The similarities in effects on intestinal growth noted between Epo, EGF, and our findings using G-CSF could be due to each cytokine's receptor belonging to the same cytokine superfamily (3638). In hematopoietic cells, Epo and G-CSF bind to their cognate receptor and initiate intracellular signaling via the janus kinase and signal transducer and activator of transcription protein pathways (3638). The specific events triggered by Epo and G-CSF on intestinal epithelial cells are not known. However, G-CSF-R and Epo-R are present on intestinal epithelial cells in human fetuses and neonates (22, 33, 39), and the full-length G-CSF-R (isoform I), which is required for proliferation, differentiation, and enhanced cell viability in myeloid cells (36), is present throughout gestation (33). These findings suggest that it is possible for the G-CSF-R and Epo-R on intestinal epithelial cells to initiate proliferation and differentiation and enhance cell viability as is seen in hematopoietic cells. Further studies are necessary to confirm the specific intracellular signaling pathways used by human intestinal epithelial cells.

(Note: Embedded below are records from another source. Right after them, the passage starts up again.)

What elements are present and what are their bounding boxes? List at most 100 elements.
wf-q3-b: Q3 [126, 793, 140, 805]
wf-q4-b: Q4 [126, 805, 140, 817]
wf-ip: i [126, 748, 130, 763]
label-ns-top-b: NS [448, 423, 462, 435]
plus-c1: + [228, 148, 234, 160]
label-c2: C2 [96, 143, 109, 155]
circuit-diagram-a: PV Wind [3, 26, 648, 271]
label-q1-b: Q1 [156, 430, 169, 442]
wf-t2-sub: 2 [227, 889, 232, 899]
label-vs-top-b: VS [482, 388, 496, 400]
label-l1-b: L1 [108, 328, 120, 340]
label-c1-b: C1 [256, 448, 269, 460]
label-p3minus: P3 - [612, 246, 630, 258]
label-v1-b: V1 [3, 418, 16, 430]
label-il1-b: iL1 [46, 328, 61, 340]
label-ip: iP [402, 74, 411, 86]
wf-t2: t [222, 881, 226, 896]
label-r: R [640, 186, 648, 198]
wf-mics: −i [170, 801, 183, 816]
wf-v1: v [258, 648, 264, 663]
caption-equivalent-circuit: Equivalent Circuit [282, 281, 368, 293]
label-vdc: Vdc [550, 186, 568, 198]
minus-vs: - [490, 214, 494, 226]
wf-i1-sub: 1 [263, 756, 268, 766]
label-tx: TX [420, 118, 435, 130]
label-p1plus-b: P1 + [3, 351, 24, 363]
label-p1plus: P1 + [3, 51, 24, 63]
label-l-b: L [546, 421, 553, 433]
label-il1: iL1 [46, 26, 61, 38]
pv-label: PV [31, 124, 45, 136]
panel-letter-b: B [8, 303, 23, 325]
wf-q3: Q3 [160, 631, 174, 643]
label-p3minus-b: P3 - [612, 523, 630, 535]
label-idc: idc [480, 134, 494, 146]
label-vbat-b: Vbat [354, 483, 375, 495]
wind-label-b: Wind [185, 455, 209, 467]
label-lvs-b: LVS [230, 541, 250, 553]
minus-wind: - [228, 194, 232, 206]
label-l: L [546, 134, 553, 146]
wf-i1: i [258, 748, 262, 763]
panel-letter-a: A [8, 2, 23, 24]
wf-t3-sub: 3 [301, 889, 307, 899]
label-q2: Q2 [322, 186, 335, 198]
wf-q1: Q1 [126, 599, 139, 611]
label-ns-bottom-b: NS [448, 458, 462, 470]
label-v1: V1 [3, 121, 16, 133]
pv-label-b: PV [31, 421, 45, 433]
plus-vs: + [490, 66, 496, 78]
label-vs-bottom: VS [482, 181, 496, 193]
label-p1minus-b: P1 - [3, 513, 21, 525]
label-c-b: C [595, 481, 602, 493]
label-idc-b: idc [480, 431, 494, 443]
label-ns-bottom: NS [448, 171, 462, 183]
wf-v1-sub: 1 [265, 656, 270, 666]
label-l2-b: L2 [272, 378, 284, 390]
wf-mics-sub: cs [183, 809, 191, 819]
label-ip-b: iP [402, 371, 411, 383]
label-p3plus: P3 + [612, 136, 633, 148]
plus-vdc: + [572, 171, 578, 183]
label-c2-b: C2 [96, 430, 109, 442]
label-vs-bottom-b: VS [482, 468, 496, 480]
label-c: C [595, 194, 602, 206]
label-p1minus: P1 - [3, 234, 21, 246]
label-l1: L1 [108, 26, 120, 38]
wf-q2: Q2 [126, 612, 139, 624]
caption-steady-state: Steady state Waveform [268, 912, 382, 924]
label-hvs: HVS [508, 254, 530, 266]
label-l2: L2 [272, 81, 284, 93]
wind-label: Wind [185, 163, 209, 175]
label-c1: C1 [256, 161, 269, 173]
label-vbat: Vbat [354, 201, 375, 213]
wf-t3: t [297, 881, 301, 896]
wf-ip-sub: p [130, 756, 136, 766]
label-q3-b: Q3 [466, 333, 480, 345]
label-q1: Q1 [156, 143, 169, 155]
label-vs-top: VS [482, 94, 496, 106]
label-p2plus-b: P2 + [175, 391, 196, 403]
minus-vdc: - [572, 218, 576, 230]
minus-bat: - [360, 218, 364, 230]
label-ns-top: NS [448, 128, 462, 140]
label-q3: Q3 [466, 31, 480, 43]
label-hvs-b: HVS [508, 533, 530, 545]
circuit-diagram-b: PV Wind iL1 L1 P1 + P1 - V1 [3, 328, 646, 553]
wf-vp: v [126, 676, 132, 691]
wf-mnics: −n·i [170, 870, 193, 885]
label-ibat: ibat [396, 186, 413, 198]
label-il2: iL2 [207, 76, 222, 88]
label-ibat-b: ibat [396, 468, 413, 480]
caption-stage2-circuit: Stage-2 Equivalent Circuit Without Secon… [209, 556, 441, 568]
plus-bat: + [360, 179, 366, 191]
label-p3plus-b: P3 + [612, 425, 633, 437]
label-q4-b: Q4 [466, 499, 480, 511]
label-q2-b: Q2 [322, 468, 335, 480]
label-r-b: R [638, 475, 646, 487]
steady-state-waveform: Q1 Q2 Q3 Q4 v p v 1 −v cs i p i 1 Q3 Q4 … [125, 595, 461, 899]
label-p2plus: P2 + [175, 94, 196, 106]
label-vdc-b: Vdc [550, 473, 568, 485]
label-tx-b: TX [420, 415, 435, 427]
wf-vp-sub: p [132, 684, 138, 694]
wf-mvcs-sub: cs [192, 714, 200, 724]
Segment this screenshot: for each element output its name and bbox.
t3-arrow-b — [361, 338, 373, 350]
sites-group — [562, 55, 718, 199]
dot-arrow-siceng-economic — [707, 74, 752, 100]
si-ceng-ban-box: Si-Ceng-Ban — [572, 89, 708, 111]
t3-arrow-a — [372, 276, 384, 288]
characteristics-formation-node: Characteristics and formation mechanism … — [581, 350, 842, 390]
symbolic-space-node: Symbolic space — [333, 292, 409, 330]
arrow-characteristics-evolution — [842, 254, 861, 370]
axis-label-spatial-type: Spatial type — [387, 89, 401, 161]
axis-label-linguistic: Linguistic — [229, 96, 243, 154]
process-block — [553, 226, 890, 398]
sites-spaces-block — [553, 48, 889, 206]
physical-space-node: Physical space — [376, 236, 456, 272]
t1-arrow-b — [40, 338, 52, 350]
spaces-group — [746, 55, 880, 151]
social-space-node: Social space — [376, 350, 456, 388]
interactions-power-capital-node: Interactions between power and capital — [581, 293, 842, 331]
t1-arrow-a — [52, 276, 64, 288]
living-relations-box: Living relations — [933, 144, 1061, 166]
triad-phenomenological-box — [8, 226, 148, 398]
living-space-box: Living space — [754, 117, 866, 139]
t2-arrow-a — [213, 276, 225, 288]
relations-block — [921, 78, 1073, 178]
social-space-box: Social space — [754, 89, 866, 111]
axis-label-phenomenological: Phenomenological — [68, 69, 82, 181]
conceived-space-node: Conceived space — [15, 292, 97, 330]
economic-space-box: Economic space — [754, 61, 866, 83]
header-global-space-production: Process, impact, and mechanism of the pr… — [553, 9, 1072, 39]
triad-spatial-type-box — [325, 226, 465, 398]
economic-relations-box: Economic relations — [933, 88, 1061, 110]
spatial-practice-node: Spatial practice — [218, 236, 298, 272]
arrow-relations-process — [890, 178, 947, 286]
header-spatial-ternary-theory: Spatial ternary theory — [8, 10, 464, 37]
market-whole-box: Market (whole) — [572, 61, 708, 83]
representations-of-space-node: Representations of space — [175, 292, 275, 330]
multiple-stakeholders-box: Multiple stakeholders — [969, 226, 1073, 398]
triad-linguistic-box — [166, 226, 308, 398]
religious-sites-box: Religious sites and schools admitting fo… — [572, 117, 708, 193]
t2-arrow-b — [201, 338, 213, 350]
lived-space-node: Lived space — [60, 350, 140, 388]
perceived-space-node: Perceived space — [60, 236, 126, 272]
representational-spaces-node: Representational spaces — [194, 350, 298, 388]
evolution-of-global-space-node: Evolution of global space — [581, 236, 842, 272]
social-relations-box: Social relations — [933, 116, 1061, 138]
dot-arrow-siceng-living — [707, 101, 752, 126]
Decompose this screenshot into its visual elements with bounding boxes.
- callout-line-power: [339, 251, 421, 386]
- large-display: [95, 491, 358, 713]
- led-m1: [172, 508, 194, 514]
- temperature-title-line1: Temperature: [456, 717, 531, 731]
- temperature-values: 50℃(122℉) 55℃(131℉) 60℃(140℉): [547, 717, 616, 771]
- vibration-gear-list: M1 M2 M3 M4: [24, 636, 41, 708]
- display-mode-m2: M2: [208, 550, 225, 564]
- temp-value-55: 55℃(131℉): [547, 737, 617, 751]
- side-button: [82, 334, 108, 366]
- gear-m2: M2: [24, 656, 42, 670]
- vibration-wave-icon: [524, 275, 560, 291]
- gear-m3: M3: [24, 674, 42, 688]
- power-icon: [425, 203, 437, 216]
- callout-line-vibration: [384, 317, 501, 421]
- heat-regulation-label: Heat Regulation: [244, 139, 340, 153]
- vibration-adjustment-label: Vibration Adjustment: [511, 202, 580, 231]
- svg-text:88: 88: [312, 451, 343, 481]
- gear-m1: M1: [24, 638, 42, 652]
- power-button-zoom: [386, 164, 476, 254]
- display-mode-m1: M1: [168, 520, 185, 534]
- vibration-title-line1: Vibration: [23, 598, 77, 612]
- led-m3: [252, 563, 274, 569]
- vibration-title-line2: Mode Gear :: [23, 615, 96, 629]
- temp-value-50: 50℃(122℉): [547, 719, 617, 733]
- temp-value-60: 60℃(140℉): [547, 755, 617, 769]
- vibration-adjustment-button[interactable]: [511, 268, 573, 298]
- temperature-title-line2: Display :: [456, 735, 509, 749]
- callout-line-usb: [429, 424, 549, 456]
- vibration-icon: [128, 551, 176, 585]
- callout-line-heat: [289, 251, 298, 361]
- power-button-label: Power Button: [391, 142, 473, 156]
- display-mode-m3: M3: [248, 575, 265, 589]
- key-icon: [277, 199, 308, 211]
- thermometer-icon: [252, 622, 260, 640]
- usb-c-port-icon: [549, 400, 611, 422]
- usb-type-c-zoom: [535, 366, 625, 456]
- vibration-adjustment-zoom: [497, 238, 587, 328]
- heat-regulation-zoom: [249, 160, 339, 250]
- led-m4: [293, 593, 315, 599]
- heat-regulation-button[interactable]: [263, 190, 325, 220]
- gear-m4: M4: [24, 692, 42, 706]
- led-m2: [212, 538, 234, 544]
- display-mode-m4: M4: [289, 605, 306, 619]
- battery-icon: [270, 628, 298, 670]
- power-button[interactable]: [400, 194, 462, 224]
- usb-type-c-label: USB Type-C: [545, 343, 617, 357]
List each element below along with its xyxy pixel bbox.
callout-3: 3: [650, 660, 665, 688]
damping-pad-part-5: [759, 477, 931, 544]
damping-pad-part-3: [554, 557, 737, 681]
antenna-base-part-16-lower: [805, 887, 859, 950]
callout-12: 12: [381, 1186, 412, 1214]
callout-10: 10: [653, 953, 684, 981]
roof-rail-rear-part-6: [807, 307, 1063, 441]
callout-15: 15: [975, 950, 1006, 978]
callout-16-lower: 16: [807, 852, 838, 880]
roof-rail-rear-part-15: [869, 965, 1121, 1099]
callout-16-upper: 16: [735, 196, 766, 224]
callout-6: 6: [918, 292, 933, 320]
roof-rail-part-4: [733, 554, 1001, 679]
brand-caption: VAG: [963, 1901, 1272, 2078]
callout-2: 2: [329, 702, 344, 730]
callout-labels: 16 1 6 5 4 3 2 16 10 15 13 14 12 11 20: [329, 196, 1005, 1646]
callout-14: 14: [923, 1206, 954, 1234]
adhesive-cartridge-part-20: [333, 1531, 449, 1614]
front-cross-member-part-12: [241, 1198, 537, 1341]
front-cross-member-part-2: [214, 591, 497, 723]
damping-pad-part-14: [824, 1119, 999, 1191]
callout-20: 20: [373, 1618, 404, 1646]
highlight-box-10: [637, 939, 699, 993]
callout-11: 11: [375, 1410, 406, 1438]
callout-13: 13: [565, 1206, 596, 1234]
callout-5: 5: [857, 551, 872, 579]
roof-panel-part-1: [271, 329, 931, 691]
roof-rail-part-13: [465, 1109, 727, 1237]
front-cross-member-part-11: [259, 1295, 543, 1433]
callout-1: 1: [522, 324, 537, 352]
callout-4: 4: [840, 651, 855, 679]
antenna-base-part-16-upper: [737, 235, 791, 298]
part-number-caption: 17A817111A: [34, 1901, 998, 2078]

In conclusion, this study demonstrates that rhG-CSF administered enterally to suckling mice does not increase the ANC but has trophic effects on the intestine. On this basis, we speculate that the G-CSF normally swallowed by the fetus and neonate has minor if any systemic effects but acts as a trophic factor in the intestinal villi. Future studies on the bioavailability of enterally administered rhG-CSF, the expression of G-CSF-R isoforms on various fetal and neonatal intestinal tissues, and the specific function of G-CSF in the developing intestine will aid our understanding of the nonhematopoietic roles of G-CSF during GI development.